My first major music experience outside of school was in high school. My senior year I played piccolo in the New World Youth Symphony Orchestra. I loved it and gained so much from that experience. I also was invited to play in the U.S. Collegiate Wind Band, a band made up of high school students from all over the U.S., and we toured 9 European countries, giving 13 concerts over 21 days, rehearsing several days in New York City before the tour. It was a whirlwind, but it still remains one of the most incredible experiences I have ever had!
I studied flute with Kate Lukas at the IU Jacobs School of Music, graduating with High Distinction in 2000. It was hard work, but I loved my time there and improved greatly from her teaching and from some work with Thomas Robertello, as well.
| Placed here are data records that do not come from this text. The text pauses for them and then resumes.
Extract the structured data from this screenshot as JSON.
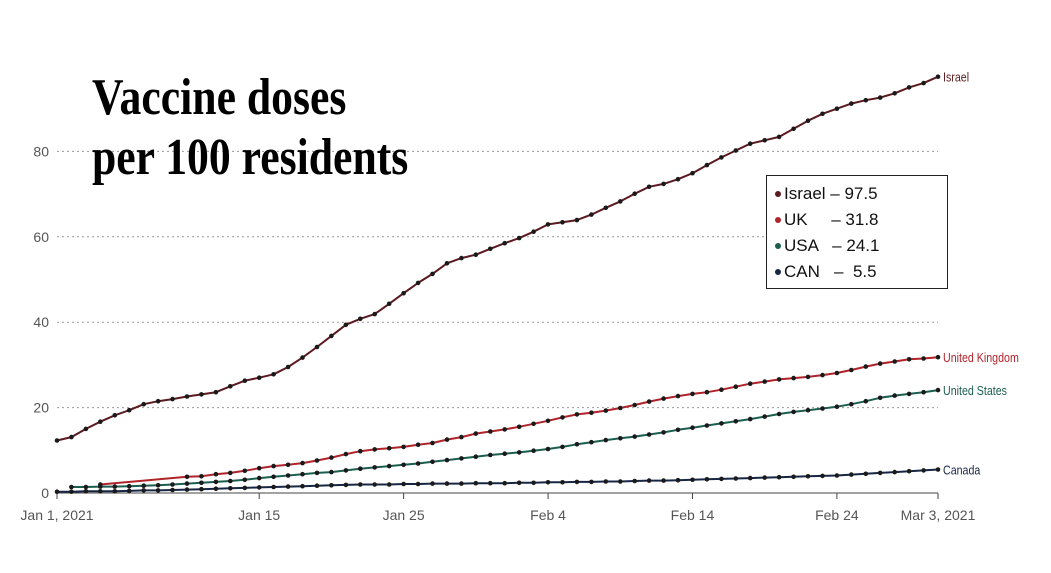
{
  "title": {
    "line1": "Vaccine doses",
    "line2": "per 100 residents"
  },
  "legend": [
    {
      "marker": "dot",
      "color": "#5b1a1f",
      "text": "Israel – 97.5"
    },
    {
      "marker": "dot",
      "color": "#b0232a",
      "text": "UK     – 31.8"
    },
    {
      "marker": "dot",
      "color": "#1b5e4f",
      "text": "USA   – 24.1"
    },
    {
      "marker": "dot",
      "color": "#172645",
      "text": "CAN   –  5.5"
    }
  ],
  "chart_data": {
    "type": "line",
    "x_axis": {
      "range": [
        "2021-01-01",
        "2021-03-03"
      ],
      "tick_dates": [
        "2021-01-01",
        "2021-01-15",
        "2021-01-25",
        "2021-02-04",
        "2021-02-14",
        "2021-02-24",
        "2021-03-03"
      ],
      "tick_labels": [
        "Jan 1, 2021",
        "Jan 15",
        "Jan 25",
        "Feb 4",
        "Feb 14",
        "Feb 24",
        "Mar 3, 2021"
      ]
    },
    "y_axis": {
      "range": [
        0,
        100
      ],
      "ticks": [
        0,
        20,
        40,
        60,
        80
      ],
      "tick_labels": [
        "0",
        "20",
        "40",
        "60",
        "80"
      ]
    },
    "grid": "horizontal dotted",
    "series": [
      {
        "name": "Israel",
        "color": "#5b1a1f",
        "points": [
          [
            "2021-01-01",
            12.3
          ],
          [
            "2021-01-02",
            13.1
          ],
          [
            "2021-01-03",
            15.0
          ],
          [
            "2021-01-04",
            16.7
          ],
          [
            "2021-01-05",
            18.2
          ],
          [
            "2021-01-06",
            19.4
          ],
          [
            "2021-01-07",
            20.8
          ],
          [
            "2021-01-08",
            21.5
          ],
          [
            "2021-01-09",
            22.0
          ],
          [
            "2021-01-10",
            22.6
          ],
          [
            "2021-01-11",
            23.1
          ],
          [
            "2021-01-12",
            23.6
          ],
          [
            "2021-01-13",
            25.0
          ],
          [
            "2021-01-14",
            26.3
          ],
          [
            "2021-01-15",
            27.0
          ],
          [
            "2021-01-16",
            27.8
          ],
          [
            "2021-01-17",
            29.5
          ],
          [
            "2021-01-18",
            31.7
          ],
          [
            "2021-01-19",
            34.2
          ],
          [
            "2021-01-20",
            36.8
          ],
          [
            "2021-01-21",
            39.4
          ],
          [
            "2021-01-22",
            40.8
          ],
          [
            "2021-01-23",
            41.9
          ],
          [
            "2021-01-24",
            44.3
          ],
          [
            "2021-01-25",
            46.8
          ],
          [
            "2021-01-26",
            49.2
          ],
          [
            "2021-01-27",
            51.3
          ],
          [
            "2021-01-28",
            53.8
          ],
          [
            "2021-01-29",
            55.0
          ],
          [
            "2021-01-30",
            55.8
          ],
          [
            "2021-01-31",
            57.2
          ],
          [
            "2021-02-01",
            58.5
          ],
          [
            "2021-02-02",
            59.7
          ],
          [
            "2021-02-03",
            61.2
          ],
          [
            "2021-02-04",
            62.9
          ],
          [
            "2021-02-05",
            63.4
          ],
          [
            "2021-02-06",
            63.9
          ],
          [
            "2021-02-07",
            65.2
          ],
          [
            "2021-02-08",
            66.8
          ],
          [
            "2021-02-09",
            68.3
          ],
          [
            "2021-02-10",
            70.1
          ],
          [
            "2021-02-11",
            71.7
          ],
          [
            "2021-02-12",
            72.4
          ],
          [
            "2021-02-13",
            73.5
          ],
          [
            "2021-02-14",
            74.9
          ],
          [
            "2021-02-15",
            76.8
          ],
          [
            "2021-02-16",
            78.6
          ],
          [
            "2021-02-17",
            80.2
          ],
          [
            "2021-02-18",
            81.8
          ],
          [
            "2021-02-19",
            82.6
          ],
          [
            "2021-02-20",
            83.4
          ],
          [
            "2021-02-21",
            85.3
          ],
          [
            "2021-02-22",
            87.2
          ],
          [
            "2021-02-23",
            88.8
          ],
          [
            "2021-02-24",
            90.0
          ],
          [
            "2021-02-25",
            91.2
          ],
          [
            "2021-02-26",
            92.0
          ],
          [
            "2021-02-27",
            92.6
          ],
          [
            "2021-02-28",
            93.6
          ],
          [
            "2021-03-01",
            95.0
          ],
          [
            "2021-03-02",
            96.0
          ],
          [
            "2021-03-03",
            97.5
          ]
        ]
      },
      {
        "name": "United Kingdom",
        "color": "#b0232a",
        "points": [
          [
            "2021-01-04",
            2.0
          ],
          [
            "2021-01-10",
            3.8
          ],
          [
            "2021-01-11",
            3.9
          ],
          [
            "2021-01-12",
            4.4
          ],
          [
            "2021-01-13",
            4.7
          ],
          [
            "2021-01-14",
            5.2
          ],
          [
            "2021-01-15",
            5.8
          ],
          [
            "2021-01-16",
            6.3
          ],
          [
            "2021-01-17",
            6.6
          ],
          [
            "2021-01-18",
            7.0
          ],
          [
            "2021-01-19",
            7.6
          ],
          [
            "2021-01-20",
            8.3
          ],
          [
            "2021-01-21",
            9.1
          ],
          [
            "2021-01-22",
            9.8
          ],
          [
            "2021-01-23",
            10.2
          ],
          [
            "2021-01-24",
            10.5
          ],
          [
            "2021-01-25",
            10.8
          ],
          [
            "2021-01-26",
            11.3
          ],
          [
            "2021-01-27",
            11.7
          ],
          [
            "2021-01-28",
            12.5
          ],
          [
            "2021-01-29",
            13.1
          ],
          [
            "2021-01-30",
            13.9
          ],
          [
            "2021-01-31",
            14.4
          ],
          [
            "2021-02-01",
            14.9
          ],
          [
            "2021-02-02",
            15.5
          ],
          [
            "2021-02-03",
            16.2
          ],
          [
            "2021-02-04",
            16.9
          ],
          [
            "2021-02-05",
            17.7
          ],
          [
            "2021-02-06",
            18.4
          ],
          [
            "2021-02-07",
            18.8
          ],
          [
            "2021-02-08",
            19.3
          ],
          [
            "2021-02-09",
            19.9
          ],
          [
            "2021-02-10",
            20.6
          ],
          [
            "2021-02-11",
            21.4
          ],
          [
            "2021-02-12",
            22.1
          ],
          [
            "2021-02-13",
            22.7
          ],
          [
            "2021-02-14",
            23.2
          ],
          [
            "2021-02-15",
            23.6
          ],
          [
            "2021-02-16",
            24.2
          ],
          [
            "2021-02-17",
            24.9
          ],
          [
            "2021-02-18",
            25.6
          ],
          [
            "2021-02-19",
            26.1
          ],
          [
            "2021-02-20",
            26.6
          ],
          [
            "2021-02-21",
            26.9
          ],
          [
            "2021-02-22",
            27.2
          ],
          [
            "2021-02-23",
            27.6
          ],
          [
            "2021-02-24",
            28.1
          ],
          [
            "2021-02-25",
            28.8
          ],
          [
            "2021-02-26",
            29.6
          ],
          [
            "2021-02-27",
            30.3
          ],
          [
            "2021-02-28",
            30.8
          ],
          [
            "2021-03-01",
            31.3
          ],
          [
            "2021-03-02",
            31.5
          ],
          [
            "2021-03-03",
            31.8
          ]
        ]
      },
      {
        "name": "United States",
        "color": "#1b5e4f",
        "points": [
          [
            "2021-01-02",
            1.4
          ],
          [
            "2021-01-03",
            1.4
          ],
          [
            "2021-01-04",
            1.5
          ],
          [
            "2021-01-05",
            1.5
          ],
          [
            "2021-01-06",
            1.6
          ],
          [
            "2021-01-07",
            1.7
          ],
          [
            "2021-01-08",
            1.8
          ],
          [
            "2021-01-09",
            2.0
          ],
          [
            "2021-01-10",
            2.2
          ],
          [
            "2021-01-11",
            2.4
          ],
          [
            "2021-01-12",
            2.6
          ],
          [
            "2021-01-13",
            2.8
          ],
          [
            "2021-01-14",
            3.1
          ],
          [
            "2021-01-15",
            3.5
          ],
          [
            "2021-01-16",
            3.8
          ],
          [
            "2021-01-17",
            4.1
          ],
          [
            "2021-01-18",
            4.4
          ],
          [
            "2021-01-19",
            4.7
          ],
          [
            "2021-01-20",
            4.9
          ],
          [
            "2021-01-21",
            5.3
          ],
          [
            "2021-01-22",
            5.7
          ],
          [
            "2021-01-23",
            6.0
          ],
          [
            "2021-01-24",
            6.3
          ],
          [
            "2021-01-25",
            6.6
          ],
          [
            "2021-01-26",
            6.9
          ],
          [
            "2021-01-27",
            7.3
          ],
          [
            "2021-01-28",
            7.7
          ],
          [
            "2021-01-29",
            8.1
          ],
          [
            "2021-01-30",
            8.5
          ],
          [
            "2021-01-31",
            8.9
          ],
          [
            "2021-02-01",
            9.2
          ],
          [
            "2021-02-02",
            9.5
          ],
          [
            "2021-02-03",
            9.9
          ],
          [
            "2021-02-04",
            10.3
          ],
          [
            "2021-02-05",
            10.8
          ],
          [
            "2021-02-06",
            11.4
          ],
          [
            "2021-02-07",
            11.9
          ],
          [
            "2021-02-08",
            12.4
          ],
          [
            "2021-02-09",
            12.8
          ],
          [
            "2021-02-10",
            13.2
          ],
          [
            "2021-02-11",
            13.7
          ],
          [
            "2021-02-12",
            14.2
          ],
          [
            "2021-02-13",
            14.8
          ],
          [
            "2021-02-14",
            15.3
          ],
          [
            "2021-02-15",
            15.8
          ],
          [
            "2021-02-16",
            16.3
          ],
          [
            "2021-02-17",
            16.8
          ],
          [
            "2021-02-18",
            17.3
          ],
          [
            "2021-02-19",
            17.9
          ],
          [
            "2021-02-20",
            18.5
          ],
          [
            "2021-02-21",
            19.0
          ],
          [
            "2021-02-22",
            19.4
          ],
          [
            "2021-02-23",
            19.8
          ],
          [
            "2021-02-24",
            20.2
          ],
          [
            "2021-02-25",
            20.8
          ],
          [
            "2021-02-26",
            21.5
          ],
          [
            "2021-02-27",
            22.3
          ],
          [
            "2021-02-28",
            22.8
          ],
          [
            "2021-03-01",
            23.2
          ],
          [
            "2021-03-02",
            23.6
          ],
          [
            "2021-03-03",
            24.1
          ]
        ]
      },
      {
        "name": "Canada",
        "color": "#172645",
        "points": [
          [
            "2021-01-01",
            0.3
          ],
          [
            "2021-01-02",
            0.3
          ],
          [
            "2021-01-03",
            0.4
          ],
          [
            "2021-01-04",
            0.4
          ],
          [
            "2021-01-05",
            0.4
          ],
          [
            "2021-01-06",
            0.5
          ],
          [
            "2021-01-07",
            0.6
          ],
          [
            "2021-01-08",
            0.6
          ],
          [
            "2021-01-09",
            0.7
          ],
          [
            "2021-01-10",
            0.8
          ],
          [
            "2021-01-11",
            0.9
          ],
          [
            "2021-01-12",
            1.0
          ],
          [
            "2021-01-13",
            1.1
          ],
          [
            "2021-01-14",
            1.2
          ],
          [
            "2021-01-15",
            1.3
          ],
          [
            "2021-01-16",
            1.4
          ],
          [
            "2021-01-17",
            1.5
          ],
          [
            "2021-01-18",
            1.6
          ],
          [
            "2021-01-19",
            1.7
          ],
          [
            "2021-01-20",
            1.8
          ],
          [
            "2021-01-21",
            1.9
          ],
          [
            "2021-01-22",
            2.0
          ],
          [
            "2021-01-23",
            2.0
          ],
          [
            "2021-01-24",
            2.0
          ],
          [
            "2021-01-25",
            2.1
          ],
          [
            "2021-01-26",
            2.1
          ],
          [
            "2021-01-27",
            2.2
          ],
          [
            "2021-01-28",
            2.2
          ],
          [
            "2021-01-29",
            2.2
          ],
          [
            "2021-01-30",
            2.3
          ],
          [
            "2021-01-31",
            2.3
          ],
          [
            "2021-02-01",
            2.3
          ],
          [
            "2021-02-02",
            2.4
          ],
          [
            "2021-02-03",
            2.4
          ],
          [
            "2021-02-04",
            2.5
          ],
          [
            "2021-02-05",
            2.5
          ],
          [
            "2021-02-06",
            2.6
          ],
          [
            "2021-02-07",
            2.6
          ],
          [
            "2021-02-08",
            2.7
          ],
          [
            "2021-02-09",
            2.7
          ],
          [
            "2021-02-10",
            2.8
          ],
          [
            "2021-02-11",
            2.9
          ],
          [
            "2021-02-12",
            2.9
          ],
          [
            "2021-02-13",
            3.0
          ],
          [
            "2021-02-14",
            3.1
          ],
          [
            "2021-02-15",
            3.2
          ],
          [
            "2021-02-16",
            3.3
          ],
          [
            "2021-02-17",
            3.4
          ],
          [
            "2021-02-18",
            3.5
          ],
          [
            "2021-02-19",
            3.6
          ],
          [
            "2021-02-20",
            3.7
          ],
          [
            "2021-02-21",
            3.8
          ],
          [
            "2021-02-22",
            3.9
          ],
          [
            "2021-02-23",
            4.0
          ],
          [
            "2021-02-24",
            4.1
          ],
          [
            "2021-02-25",
            4.3
          ],
          [
            "2021-02-26",
            4.5
          ],
          [
            "2021-02-27",
            4.7
          ],
          [
            "2021-02-28",
            4.9
          ],
          [
            "2021-03-01",
            5.1
          ],
          [
            "2021-03-02",
            5.3
          ],
          [
            "2021-03-03",
            5.5
          ]
        ]
      }
    ]
  }
}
I also was lucky enough to study with some guest teachers such as Donald Peck (Chicago Symphony Orchestra) and Kate Hill (Royal Academy of Music) when Kate went on sabbatical my Junior year.
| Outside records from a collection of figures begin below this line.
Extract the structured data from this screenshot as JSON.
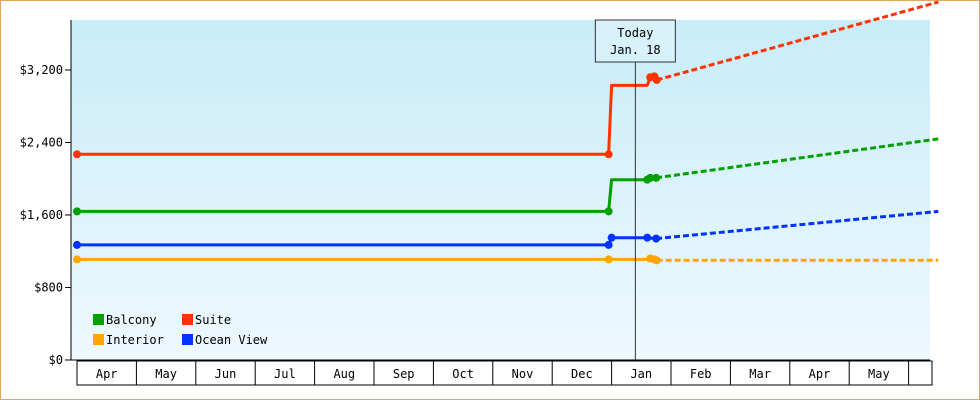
{
  "chart_data": {
    "type": "line",
    "y_ticks": [
      "$0",
      "$800",
      "$1,600",
      "$2,400",
      "$3,200"
    ],
    "y_tick_values": [
      0,
      800,
      1600,
      2400,
      3200
    ],
    "ylim": [
      0,
      3600
    ],
    "x_labels": [
      "Apr",
      "May",
      "Jun",
      "Jul",
      "Aug",
      "Sep",
      "Oct",
      "Nov",
      "Dec",
      "Jan",
      "Feb",
      "Mar",
      "Apr",
      "May"
    ],
    "today_label_line1": "Today",
    "today_label_line2": "Jan. 18",
    "today_x": 9.4,
    "grid": false,
    "legend_placement": "bottom-left",
    "series": [
      {
        "name": "Balcony",
        "color": "#00a000",
        "points": [
          [
            0,
            1640
          ],
          [
            8.95,
            1640
          ],
          [
            9.0,
            1990
          ],
          [
            9.6,
            1990
          ],
          [
            9.65,
            2010
          ],
          [
            9.75,
            2010
          ]
        ],
        "forecast": [
          [
            9.75,
            2010
          ],
          [
            14.5,
            2440
          ]
        ]
      },
      {
        "name": "Suite",
        "color": "#ff3300",
        "points": [
          [
            0,
            2270
          ],
          [
            8.95,
            2270
          ],
          [
            9.0,
            3030
          ],
          [
            9.6,
            3030
          ],
          [
            9.65,
            3120
          ],
          [
            9.72,
            3130
          ],
          [
            9.76,
            3090
          ]
        ],
        "forecast": [
          [
            9.76,
            3090
          ],
          [
            14.5,
            3950
          ]
        ]
      },
      {
        "name": "Interior",
        "color": "#ffa500",
        "points": [
          [
            0,
            1110
          ],
          [
            8.95,
            1110
          ],
          [
            9.6,
            1110
          ],
          [
            9.65,
            1120
          ],
          [
            9.72,
            1110
          ],
          [
            9.76,
            1100
          ]
        ],
        "forecast": [
          [
            9.76,
            1100
          ],
          [
            14.5,
            1100
          ]
        ]
      },
      {
        "name": "Ocean View",
        "color": "#0033ff",
        "points": [
          [
            0,
            1270
          ],
          [
            8.95,
            1270
          ],
          [
            9.0,
            1350
          ],
          [
            9.6,
            1350
          ],
          [
            9.75,
            1340
          ]
        ],
        "forecast": [
          [
            9.75,
            1340
          ],
          [
            14.5,
            1640
          ]
        ]
      }
    ],
    "legend": [
      {
        "name": "Balcony",
        "color": "#00a000"
      },
      {
        "name": "Suite",
        "color": "#ff3300"
      },
      {
        "name": "Interior",
        "color": "#ffa500"
      },
      {
        "name": "Ocean View",
        "color": "#0033ff"
      }
    ]
  }
}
After some years of working and freelance performing, I auditioned for and was accepted into the Royal Northern College of Music in Manchester, England, studying with Peter Lloyd, as well as Laura Jellicoe and piccolo with Jo Boddington. In 2007, I received a Master of Music with Distinction there. That was a phenomenal experience! Not only did we get to study with our principal teachers at the college, but they also brought in teachers from the Royal Academy of Music in London, as well as some world-renowned flutists from various orchestras, such as the Royal Concertgebouw Orchestra (Netherlands) and the Northern Welsh Opera Orchestra. I also had the opportunity to perform some collaborative recitals at St. Augustine Catholic Church, which at the time served as the RNCM and University of Manchester chaplaincy, as well as being the guest artist at the Pennine Spring Music Festival in Heptonstall, England. This was a week of giving lunch-time recitals – a fantastic way to practice for my final Master’s recital! – and culminating in an orchestral concert where I performed from memory, as soloist, an orchestral arrangement of Flight of the Bumblebee. That was super fun, and it went incredibly well, but it was also the scariest 2 ½ minutes of my life!
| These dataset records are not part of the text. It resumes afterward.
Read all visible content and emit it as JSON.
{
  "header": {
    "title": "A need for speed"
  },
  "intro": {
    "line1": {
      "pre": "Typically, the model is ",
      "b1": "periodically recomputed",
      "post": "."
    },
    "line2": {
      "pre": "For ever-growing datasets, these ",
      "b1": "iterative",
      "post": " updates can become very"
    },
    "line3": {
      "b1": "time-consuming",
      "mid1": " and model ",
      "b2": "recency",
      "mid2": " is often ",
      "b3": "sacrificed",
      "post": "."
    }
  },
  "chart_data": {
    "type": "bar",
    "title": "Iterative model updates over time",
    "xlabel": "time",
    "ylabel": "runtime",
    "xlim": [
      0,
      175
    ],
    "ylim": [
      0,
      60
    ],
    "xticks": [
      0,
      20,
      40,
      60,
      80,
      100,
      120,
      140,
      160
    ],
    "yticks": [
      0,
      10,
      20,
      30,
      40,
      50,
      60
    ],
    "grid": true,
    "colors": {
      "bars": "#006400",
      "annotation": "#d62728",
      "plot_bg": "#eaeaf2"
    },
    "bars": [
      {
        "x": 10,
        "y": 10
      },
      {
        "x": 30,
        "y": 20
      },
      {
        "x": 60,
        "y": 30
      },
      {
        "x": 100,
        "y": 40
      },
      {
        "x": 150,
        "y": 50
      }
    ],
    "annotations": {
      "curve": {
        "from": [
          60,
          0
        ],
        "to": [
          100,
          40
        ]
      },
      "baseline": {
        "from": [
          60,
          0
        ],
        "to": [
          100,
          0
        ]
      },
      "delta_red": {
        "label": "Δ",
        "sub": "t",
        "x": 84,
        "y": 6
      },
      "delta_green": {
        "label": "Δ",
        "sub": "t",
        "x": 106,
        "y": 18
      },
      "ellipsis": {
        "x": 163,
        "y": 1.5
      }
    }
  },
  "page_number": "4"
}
4. What are you involved in now? What is your main job, and what side gigs do you have if any?
Currently, I am Adjunct Professor of Flute at Indiana Wesleyan University in Marion, IN. I teach applied lessons and flute ensemble, a required course for those on scholarship. I am also Second Flute with the Columbus Indiana Philharmonic, and substitute flute/piccolo with the Indianapolis Symphony Orchestra. I tend to play in collaborative recitals during the year, which I really enjoy!
In 2014, I started a blog called Mommy’s Gotta Practice: www.mommysgottapractice.com. So many people were asking me early on how I manage life being a mother to three very small children and keep playing as much as I do. I found that I really enjoy sharing my thoughts and insights on what has worked for me so much that I thought it might be fun to start a blog and write about it. What I love so much about my blog is that it gives me a chance to get my ideas out into the world, but, more importantly, to help other mothers who might be struggling a bit or just want to have someone to share experiences with. We need each other! It takes a village, after all. 😉
5. Tell me any other interesting things about yourself. Something musical, as well as anything non-musical that you are interested in!
I really enjoy challenging myself with fairly intense workouts and 3-mile runs, as well as just staying fit and healthy in general. I enjoy playing with my children, of course, and date nights with my husband.
One thing that I really enjoy, as well, is gardening. It’s quite relaxing to sit and pull weeds for a few minutes, actually! There’s just something about digging in the earth that is so rejuvenating. I think it brings me back to being a kid and helping my mother in her garden. Anything to decompress, right? I’m happy doing a variety of gigs and hobbies, as long as the enjoyment is still there.